# lost reef



## Remedy (Apr 19, 2009)

I had a reef placed 20 miles out about 8 years ago and fished it a few times, but havent been back since the Hurricanes a few years back.

I went out to it a week ago and it was gone. Does anyone know which way it may have been moved? 

It was in about 110ft due south of Ft. Morgan.


----------



## Corpsman (Oct 3, 2007)

In that shallow water, probably gone baby gone.....


----------



## littlezac (Jun 25, 2009)

Theirs little hope that it's still in contact :reallycrying...


----------



## hardcorehare (Oct 29, 2007)

maybe sanded over since it went through all the hurricanes in the last 8 years. maybe one will uncover it in the future. i'd save the number and check once a year. if u think it might have gotten pushed or tumbled, try heading northwest from the original spot. good luck or send me the #'s and i'll look for it for ya...haha...


----------



## ryanbr (Oct 10, 2007)

Ask around a little more. If it was a heavier reef,ie. concrete pyramid, it may've just moved. Contact who ever you had put it down, because some stuff i understandall moved in much the same direction. If it wasn't concrete forget it.

Chris


----------



## Remedy (Apr 19, 2009)

Thanks It was a pyramid that was put down by the reef maker.

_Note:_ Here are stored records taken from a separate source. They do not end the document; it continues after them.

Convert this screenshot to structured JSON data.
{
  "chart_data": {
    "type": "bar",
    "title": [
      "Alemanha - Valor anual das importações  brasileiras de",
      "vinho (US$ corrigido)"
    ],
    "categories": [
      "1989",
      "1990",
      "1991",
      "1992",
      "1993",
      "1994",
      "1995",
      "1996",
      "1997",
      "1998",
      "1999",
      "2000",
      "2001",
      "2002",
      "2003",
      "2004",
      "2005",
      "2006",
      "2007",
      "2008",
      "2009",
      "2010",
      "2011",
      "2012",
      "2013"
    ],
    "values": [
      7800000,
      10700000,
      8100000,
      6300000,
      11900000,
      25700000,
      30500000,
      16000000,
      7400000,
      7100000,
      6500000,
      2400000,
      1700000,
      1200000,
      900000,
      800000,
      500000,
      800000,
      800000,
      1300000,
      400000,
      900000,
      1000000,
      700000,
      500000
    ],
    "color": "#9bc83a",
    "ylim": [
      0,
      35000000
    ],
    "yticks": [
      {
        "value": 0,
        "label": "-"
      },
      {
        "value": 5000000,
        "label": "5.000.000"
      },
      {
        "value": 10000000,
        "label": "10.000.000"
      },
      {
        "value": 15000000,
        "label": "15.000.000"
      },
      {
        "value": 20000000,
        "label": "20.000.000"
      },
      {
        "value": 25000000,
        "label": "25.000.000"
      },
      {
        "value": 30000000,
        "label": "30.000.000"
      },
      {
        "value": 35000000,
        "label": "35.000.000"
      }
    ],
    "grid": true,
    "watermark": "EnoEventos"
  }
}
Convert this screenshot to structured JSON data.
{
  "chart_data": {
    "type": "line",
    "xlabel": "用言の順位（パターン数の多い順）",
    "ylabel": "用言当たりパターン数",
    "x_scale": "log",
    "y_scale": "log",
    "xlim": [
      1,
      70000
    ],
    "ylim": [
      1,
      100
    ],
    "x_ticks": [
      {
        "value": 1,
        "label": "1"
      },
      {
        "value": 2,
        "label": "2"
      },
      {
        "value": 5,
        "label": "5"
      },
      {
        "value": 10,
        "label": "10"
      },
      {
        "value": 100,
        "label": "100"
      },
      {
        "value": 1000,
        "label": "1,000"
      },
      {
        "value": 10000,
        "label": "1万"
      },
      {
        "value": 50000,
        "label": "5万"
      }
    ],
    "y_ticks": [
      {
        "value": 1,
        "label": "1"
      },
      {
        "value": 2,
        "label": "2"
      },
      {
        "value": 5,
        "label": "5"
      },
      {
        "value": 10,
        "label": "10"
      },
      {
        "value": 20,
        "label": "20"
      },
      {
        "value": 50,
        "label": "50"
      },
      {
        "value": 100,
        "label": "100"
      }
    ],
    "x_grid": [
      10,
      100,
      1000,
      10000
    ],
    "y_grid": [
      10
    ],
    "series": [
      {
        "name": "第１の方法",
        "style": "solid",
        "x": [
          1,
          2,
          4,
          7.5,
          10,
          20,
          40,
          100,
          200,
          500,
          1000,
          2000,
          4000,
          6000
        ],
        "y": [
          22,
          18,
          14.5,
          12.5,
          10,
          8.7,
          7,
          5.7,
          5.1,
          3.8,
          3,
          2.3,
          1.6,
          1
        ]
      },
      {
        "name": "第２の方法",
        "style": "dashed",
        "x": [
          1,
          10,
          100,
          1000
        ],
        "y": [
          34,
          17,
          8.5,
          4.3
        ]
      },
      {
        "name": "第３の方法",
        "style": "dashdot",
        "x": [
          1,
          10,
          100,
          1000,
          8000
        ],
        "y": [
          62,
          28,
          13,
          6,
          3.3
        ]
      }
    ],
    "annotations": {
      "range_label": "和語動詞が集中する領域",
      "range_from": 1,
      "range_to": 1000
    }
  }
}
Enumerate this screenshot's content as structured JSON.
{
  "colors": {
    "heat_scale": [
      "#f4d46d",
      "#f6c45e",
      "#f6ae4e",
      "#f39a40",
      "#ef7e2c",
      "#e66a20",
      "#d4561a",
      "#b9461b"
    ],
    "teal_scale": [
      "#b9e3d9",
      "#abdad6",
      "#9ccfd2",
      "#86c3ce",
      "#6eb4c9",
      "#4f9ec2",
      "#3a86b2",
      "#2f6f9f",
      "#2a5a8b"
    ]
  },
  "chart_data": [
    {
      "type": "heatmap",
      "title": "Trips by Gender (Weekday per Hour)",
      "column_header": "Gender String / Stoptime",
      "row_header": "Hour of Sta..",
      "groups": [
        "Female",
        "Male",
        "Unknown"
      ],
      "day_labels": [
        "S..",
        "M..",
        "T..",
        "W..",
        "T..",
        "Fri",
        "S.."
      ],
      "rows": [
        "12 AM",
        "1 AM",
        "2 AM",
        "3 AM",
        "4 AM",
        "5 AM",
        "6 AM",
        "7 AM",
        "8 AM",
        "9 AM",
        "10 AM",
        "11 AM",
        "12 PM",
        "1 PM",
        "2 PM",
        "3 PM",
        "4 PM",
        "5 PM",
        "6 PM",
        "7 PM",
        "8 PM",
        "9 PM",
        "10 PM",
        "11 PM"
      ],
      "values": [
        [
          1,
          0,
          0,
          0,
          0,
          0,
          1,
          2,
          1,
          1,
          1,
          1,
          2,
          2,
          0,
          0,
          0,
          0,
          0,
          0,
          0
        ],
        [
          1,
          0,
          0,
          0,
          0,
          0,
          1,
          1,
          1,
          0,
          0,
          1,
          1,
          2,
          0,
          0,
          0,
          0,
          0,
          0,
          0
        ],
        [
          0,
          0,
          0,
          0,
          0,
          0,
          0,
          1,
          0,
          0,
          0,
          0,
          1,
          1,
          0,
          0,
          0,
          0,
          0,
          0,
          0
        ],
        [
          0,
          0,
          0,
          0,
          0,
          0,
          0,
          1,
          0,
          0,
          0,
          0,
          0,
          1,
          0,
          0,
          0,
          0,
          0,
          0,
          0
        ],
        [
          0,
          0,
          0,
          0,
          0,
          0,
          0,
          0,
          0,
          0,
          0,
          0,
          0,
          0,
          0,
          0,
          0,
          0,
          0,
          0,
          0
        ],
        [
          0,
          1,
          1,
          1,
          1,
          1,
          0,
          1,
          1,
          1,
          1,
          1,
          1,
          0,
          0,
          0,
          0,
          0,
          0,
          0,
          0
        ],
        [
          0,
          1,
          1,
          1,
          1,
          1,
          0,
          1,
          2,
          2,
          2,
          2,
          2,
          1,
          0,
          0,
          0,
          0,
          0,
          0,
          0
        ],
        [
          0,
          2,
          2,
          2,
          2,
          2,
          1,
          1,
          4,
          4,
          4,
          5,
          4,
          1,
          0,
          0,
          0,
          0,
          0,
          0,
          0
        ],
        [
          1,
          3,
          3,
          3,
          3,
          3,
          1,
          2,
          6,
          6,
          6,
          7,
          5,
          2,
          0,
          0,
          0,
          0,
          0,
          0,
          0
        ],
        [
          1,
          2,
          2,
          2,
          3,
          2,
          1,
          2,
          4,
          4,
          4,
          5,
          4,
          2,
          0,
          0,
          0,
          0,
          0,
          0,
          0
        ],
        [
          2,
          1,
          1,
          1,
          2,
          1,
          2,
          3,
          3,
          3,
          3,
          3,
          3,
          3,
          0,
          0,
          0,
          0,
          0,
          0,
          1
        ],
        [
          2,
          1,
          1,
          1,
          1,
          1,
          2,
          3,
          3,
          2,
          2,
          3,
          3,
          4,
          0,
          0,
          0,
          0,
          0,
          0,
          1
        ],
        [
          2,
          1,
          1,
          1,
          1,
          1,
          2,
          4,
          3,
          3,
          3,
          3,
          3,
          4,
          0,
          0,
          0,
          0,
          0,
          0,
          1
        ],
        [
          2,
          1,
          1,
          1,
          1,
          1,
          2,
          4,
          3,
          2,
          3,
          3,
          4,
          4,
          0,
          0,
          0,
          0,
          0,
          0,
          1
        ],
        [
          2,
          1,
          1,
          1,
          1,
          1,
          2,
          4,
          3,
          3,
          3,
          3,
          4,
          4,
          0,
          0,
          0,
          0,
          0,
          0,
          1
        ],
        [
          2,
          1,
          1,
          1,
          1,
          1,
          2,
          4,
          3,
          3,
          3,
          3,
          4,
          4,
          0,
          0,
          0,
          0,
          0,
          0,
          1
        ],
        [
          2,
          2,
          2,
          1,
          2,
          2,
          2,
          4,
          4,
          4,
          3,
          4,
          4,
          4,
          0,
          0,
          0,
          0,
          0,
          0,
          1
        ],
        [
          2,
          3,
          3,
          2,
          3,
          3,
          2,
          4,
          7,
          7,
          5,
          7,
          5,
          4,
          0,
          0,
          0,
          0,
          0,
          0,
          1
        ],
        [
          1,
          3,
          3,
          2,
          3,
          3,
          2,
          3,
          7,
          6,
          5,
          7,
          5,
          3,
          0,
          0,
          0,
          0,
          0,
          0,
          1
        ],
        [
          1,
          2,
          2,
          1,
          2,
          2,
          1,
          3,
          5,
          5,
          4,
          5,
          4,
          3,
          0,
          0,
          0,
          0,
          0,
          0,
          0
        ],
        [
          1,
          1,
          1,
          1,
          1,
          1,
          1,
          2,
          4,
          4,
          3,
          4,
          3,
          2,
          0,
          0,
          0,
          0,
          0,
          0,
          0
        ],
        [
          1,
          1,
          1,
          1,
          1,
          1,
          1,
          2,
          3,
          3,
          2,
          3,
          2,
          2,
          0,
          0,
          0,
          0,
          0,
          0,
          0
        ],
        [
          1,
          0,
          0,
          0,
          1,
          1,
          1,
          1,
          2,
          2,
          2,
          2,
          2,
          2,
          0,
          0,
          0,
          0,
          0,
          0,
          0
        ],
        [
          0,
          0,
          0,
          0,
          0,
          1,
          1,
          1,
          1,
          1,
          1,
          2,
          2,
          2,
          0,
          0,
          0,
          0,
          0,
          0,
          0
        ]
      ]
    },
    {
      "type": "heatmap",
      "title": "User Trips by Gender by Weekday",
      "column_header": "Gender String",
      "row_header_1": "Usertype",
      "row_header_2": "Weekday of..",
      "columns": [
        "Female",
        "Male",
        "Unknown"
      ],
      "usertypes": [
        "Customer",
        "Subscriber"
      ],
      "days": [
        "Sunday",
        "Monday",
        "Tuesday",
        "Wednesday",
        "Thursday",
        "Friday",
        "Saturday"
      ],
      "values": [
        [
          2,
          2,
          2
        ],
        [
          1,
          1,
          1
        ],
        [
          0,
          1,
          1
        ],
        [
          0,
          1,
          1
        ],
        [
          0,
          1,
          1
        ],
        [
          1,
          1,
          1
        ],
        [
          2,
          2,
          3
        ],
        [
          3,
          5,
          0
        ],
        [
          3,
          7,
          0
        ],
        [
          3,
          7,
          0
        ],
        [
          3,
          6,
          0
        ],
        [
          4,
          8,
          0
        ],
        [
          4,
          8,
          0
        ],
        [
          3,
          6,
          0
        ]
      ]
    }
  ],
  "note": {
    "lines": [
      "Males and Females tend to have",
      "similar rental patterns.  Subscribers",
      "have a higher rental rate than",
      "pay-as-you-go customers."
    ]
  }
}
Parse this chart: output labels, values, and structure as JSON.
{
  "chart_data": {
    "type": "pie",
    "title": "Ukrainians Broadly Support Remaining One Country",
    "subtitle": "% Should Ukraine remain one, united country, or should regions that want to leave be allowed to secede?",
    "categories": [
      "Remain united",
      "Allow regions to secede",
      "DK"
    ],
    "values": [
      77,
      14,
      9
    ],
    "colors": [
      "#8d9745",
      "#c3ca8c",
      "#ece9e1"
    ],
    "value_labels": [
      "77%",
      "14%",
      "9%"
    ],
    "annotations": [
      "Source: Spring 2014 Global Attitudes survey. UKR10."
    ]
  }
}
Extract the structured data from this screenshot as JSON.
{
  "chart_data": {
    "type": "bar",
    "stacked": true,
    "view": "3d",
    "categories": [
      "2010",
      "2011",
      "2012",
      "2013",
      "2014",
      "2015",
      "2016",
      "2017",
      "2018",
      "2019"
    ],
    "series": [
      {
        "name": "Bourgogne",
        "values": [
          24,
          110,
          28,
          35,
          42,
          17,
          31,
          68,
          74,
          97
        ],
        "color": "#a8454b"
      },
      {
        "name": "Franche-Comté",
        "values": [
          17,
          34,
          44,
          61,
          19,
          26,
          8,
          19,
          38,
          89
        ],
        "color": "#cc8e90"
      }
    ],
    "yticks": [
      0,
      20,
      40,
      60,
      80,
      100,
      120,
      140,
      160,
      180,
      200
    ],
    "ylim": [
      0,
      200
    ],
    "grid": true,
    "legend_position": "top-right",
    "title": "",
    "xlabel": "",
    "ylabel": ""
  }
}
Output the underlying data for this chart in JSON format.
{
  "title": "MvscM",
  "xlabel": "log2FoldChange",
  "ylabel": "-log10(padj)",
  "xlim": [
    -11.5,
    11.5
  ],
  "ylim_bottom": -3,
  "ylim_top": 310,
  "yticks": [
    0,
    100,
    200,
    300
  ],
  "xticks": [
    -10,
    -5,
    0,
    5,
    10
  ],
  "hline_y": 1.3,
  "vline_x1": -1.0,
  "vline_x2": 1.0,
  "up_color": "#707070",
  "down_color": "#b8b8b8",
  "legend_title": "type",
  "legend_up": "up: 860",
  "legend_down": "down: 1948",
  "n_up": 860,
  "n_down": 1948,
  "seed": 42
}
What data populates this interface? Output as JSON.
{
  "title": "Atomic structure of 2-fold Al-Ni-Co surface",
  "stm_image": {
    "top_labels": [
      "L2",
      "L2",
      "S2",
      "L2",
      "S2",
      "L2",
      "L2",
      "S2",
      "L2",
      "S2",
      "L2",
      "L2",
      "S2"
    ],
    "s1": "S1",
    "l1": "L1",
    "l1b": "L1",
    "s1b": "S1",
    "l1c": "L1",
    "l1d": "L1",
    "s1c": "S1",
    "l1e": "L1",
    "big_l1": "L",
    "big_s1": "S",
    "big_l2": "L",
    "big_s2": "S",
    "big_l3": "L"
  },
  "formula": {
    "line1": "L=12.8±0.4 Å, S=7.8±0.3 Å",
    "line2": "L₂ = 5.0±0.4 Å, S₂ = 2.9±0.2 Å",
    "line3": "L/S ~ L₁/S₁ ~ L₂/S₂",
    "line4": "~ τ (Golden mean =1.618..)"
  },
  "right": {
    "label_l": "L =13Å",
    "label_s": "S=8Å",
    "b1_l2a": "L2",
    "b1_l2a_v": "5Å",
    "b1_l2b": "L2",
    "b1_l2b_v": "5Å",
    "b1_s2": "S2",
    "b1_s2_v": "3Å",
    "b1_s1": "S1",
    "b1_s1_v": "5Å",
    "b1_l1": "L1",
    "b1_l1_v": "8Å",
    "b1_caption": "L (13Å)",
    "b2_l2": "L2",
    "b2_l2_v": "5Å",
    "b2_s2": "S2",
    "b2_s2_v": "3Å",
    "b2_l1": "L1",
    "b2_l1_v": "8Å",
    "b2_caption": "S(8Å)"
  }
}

I will ask. I didnt spent too much time looking so it may be there a few hundred yards away.

thanks again


----------



## Pass Time (Feb 6, 2009)

It has been my experience that most of the smaller artificials numbers that I have had for years moved about 50 to 300 WNW. Almost everyone of them. Take some time to look around.


----------



## Remedy (Apr 19, 2009)

Thanks I will look in that direction. 

I know its there just not sure to start.

thanks again


----------